LA SECONDE MORT DE NATHALIE HENNEBERG
 
       Je ne pensais pas avoir à écrire ces lignes mais elles sont dues au fait que parmi les nombreux documents qui m'ont été dérobés récemment (du moins je le pense : il se pourrait que cela ait été une œuvre de longue haleine) et dont je vais entreprendre un inventaire complet figurent ceux concernant l'auteur des romans An Premier, Ere spatiale (Le Mur de la Lumière) et de La Plaie. Parmi ceux-ci, on peut compter les lettres de Jacques Van Herp sur la mort de sa collaboratrice et sur la genèse d'un de ses derniers romans écrits en collaboration avec elle, Le Khéroub, des lettres de Sœur Suzanne de Nazareth sur l'agonie de Nathalie Henneberg, une lettre de Yvonne Caroutch (auteur d'une biographie de Giordano Bruno et d'un roman : Le Gouvernement des Eaux), lettre dans laquelle elle me racontait comment elle l'avait rencontrée alors qu'elle était malade (elle perdait la vue) car elle l'admirait fort, et une lettre de Michel Bénâtre que j'avais pu joindre au sujet des romans et nouvelles qu'elle avait écrits pour la revue Satellite (entre autre Le Chant des Astronautes). 
 
       C'est la recherche de la lettre du directeur de Satellite, Michel Bénâtre, qui m'a permis de découvrir le pillage en règle de mes archives Henneberg. A noter que très peu de personnes étaient au courant de l'endroit ou elles étaient réunies. Ne la retrouvant pas je cherchais les lettres que j'avais intercalé entre d'autres documents dans des chemises plastifiées, celle d'Yvonne Caroutch manquait bien qu'il resta des photocopies de celle-ci, ce qui était demi-mal. En ce qui concerne la correspondance du Directeur du Masque SF, Jacques Van Herp, il manquait aussi les deux lettres dans lesquelles il m'expliquait pourquoi il n'avait pas pu s'occuper de Mme Henneberg à la fin de sa vie et où il me racontait sa collaboration avec elle alors qu'elle était à cours d'inspiration. C'était avant qu'il n'ait son accident qui le plongea dans le coma et l'obligea à se soigner. Sa mémoire altérée à l'époque fit qu'il oublia de nombreuses choses. Lorsqu'il revint au Masque, il découvrit la mort de Nathalie et son enterrement au cimetière de Thiais.
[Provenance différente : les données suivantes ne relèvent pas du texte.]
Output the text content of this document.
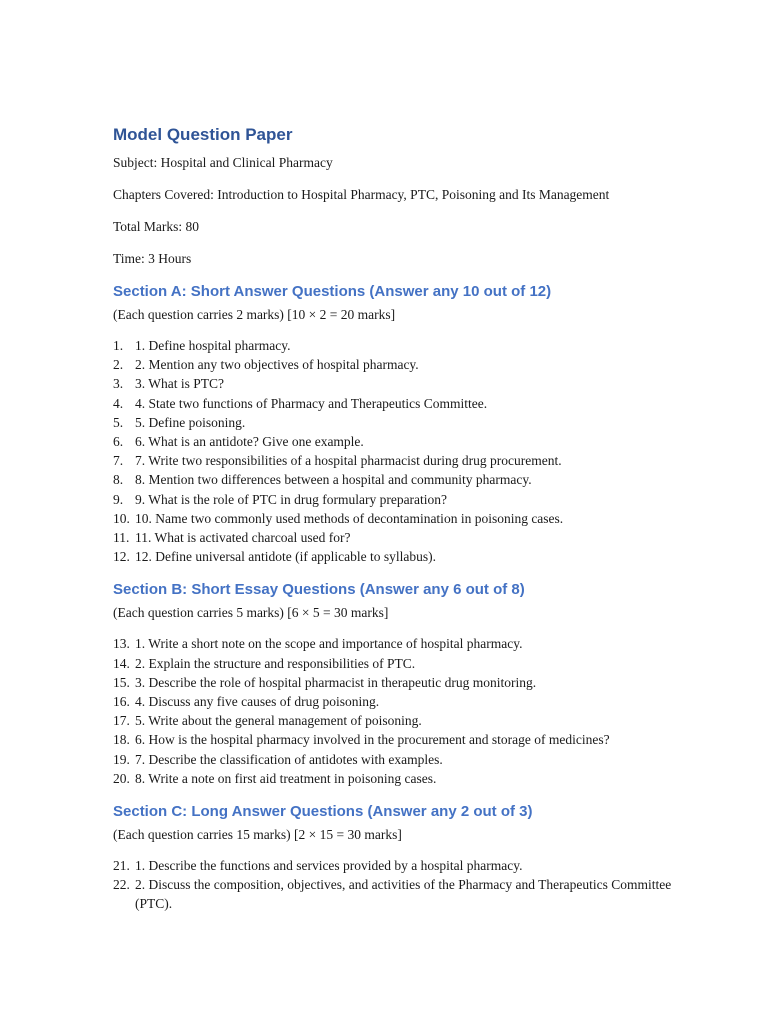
Model Question Paper

Subject: Hospital and Clinical Pharmacy

Chapters Covered: Introduction to Hospital Pharmacy, PTC, Poisoning and Its Management

Total Marks: 80

Time: 3 Hours

Section A: Short Answer Questions (Answer any 10 out of 12)

(Each question carries 2 marks) [10 × 2 = 20 marks]

1. 1. Define hospital pharmacy.
2. 2. Mention any two objectives of hospital pharmacy.
3. 3. What is PTC?
4. 4. State two functions of Pharmacy and Therapeutics Committee.
5. 5. Define poisoning.
6. 6. What is an antidote? Give one example.
7. 7. Write two responsibilities of a hospital pharmacist during drug procurement.
8. 8. Mention two differences between a hospital and community pharmacy.
9. 9. What is the role of PTC in drug formulary preparation?
10. 10. Name two commonly used methods of decontamination in poisoning cases.
11. 11. What is activated charcoal used for?
12. 12. Define universal antidote (if applicable to syllabus).
Section B: Short Essay Questions (Answer any 6 out of 8)

(Each question carries 5 marks) [6 × 5 = 30 marks]

13. 1. Write a short note on the scope and importance of hospital pharmacy.
14. 2. Explain the structure and responsibilities of PTC.
15. 3. Describe the role of hospital pharmacist in therapeutic drug monitoring.
16. 4. Discuss any five causes of drug poisoning.
17. 5. Write about the general management of poisoning.
18. 6. How is the hospital pharmacy involved in the procurement and storage of medicines?
19. 7. Describe the classification of antidotes with examples.
20. 8. Write a note on first aid treatment in poisoning cases.
Section C: Long Answer Questions (Answer any 2 out of 3)

(Each question carries 15 marks) [2 × 15 = 30 marks]

21. 1. Describe the functions and services provided by a hospital pharmacy.
22. 2. Discuss the composition, objectives, and activities of the Pharmacy and Therapeutics Committee (PTC).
Si je possédais le Khéroub, c'est parce que terminé avec difficulté, il en avait un exemplaire dont il me fit une copie, mais il ignorait que Nathalie Henneberg s'était remise à écrire ou écrivait peut-être en même temps un dernier roman, Les Cinq Danses de Nitocris dont elle ne lui parla jamais. 
 
      Dans les derniers temps de sa vie Nathalie Henneberg était devenu impotente et elle était aidé par une aide soignante, la sœur Suzanne de Nazareth que je parvins à retrouver dans un couvent de Normandie (encore que je n'ai pas remis la main sur son adresse puisque ses lettres avec l'enveloppe m'ont aussi été volées). Elle me décrivait les derniers jours de Nathalie avec beaucoup de tact : je n'en rendis pas plus compte dans ma biographie car je tenais à respecter la fin difficile de la romancière qui était devenue à la longue alcoolique et qui n'avait plus rien de ses héroïnes sylphides. Pendant de longues semaines, Sœur Suzanne veilla sur Nathalie lui remontant le moral et la soignant avec constance. La nuit de sa mort, à la suite d'une occlusion intestinale, elle n'était pas présente mais elle lui donna les derniers soins lorsqu'elle découvrit qu'elle avait quitté ce monde. Elle du revêtir l'imposant cadavre d'un immense peignoir. C'est ainsi que Nathalie parti rejoindre son époux, Charles, qu'elle avait tant associé à son œuvre comme en témoignait l'aide soignante qui me rapportait aussi ses conversations avec l'illustre malade. Qu'advient-il de ses archives personne le sait exactement : tout le monde était absent et la sœur de Nathalie Henneberg, Madame Barclay de Tolly, prévenue par l'agence Renault-Lenclud, ne put venir à ses obsèques car elle enterrait dans le même temps son propre époux. Le témoignage de Sœur Suzanne était très important et elle me donnait aussi des renseignements sur le médecin qui la soignait : je ne comprends pas qu'on ait pu le soustraire de mes propres archives. Je ne sais ce que cela rapportera à ceux qui ont commis cet acte. 
 
       Ce n'était pas la première fois que un larçin de ce genre était commis dans mes archives. La première lettre qui me fut dérobée, il y a déjà fort longtemps, fut celle de Suzanne Malaval à qui j'avais écris pour lui demander son témoignage car elle avait correspondu avec Nathalie Henneberg. Lorsque nous lui rendîmes visite, à Versailles et qu'elle chercha ces lettres, elle constata que celles-ci lui avait été dérobées. Selon ses dires, dans la lettre qu'elle m'avait adressé et qui avait provoqué ma visite, Nathalie racontait comme, elle avait été récompensé pour son courage par les légionnaires vaincus par les forces de libération anglaises. Suzanne Malaval nous signala que quelques temps avant que nous lui rendions visite, une équipe d’aficionados de la Sf lui avait rendu visite. Elle n'en dit pas plus mais nous comprîmes pourquoi nous ne pouvions plus les consulter. D'autres lettres, d'un intérêt moindre, ont aussi disparu. Par exemple celle d'un journaliste de la radio de France outremer, avec qui Nathalie avait fait des projets ou des interviews.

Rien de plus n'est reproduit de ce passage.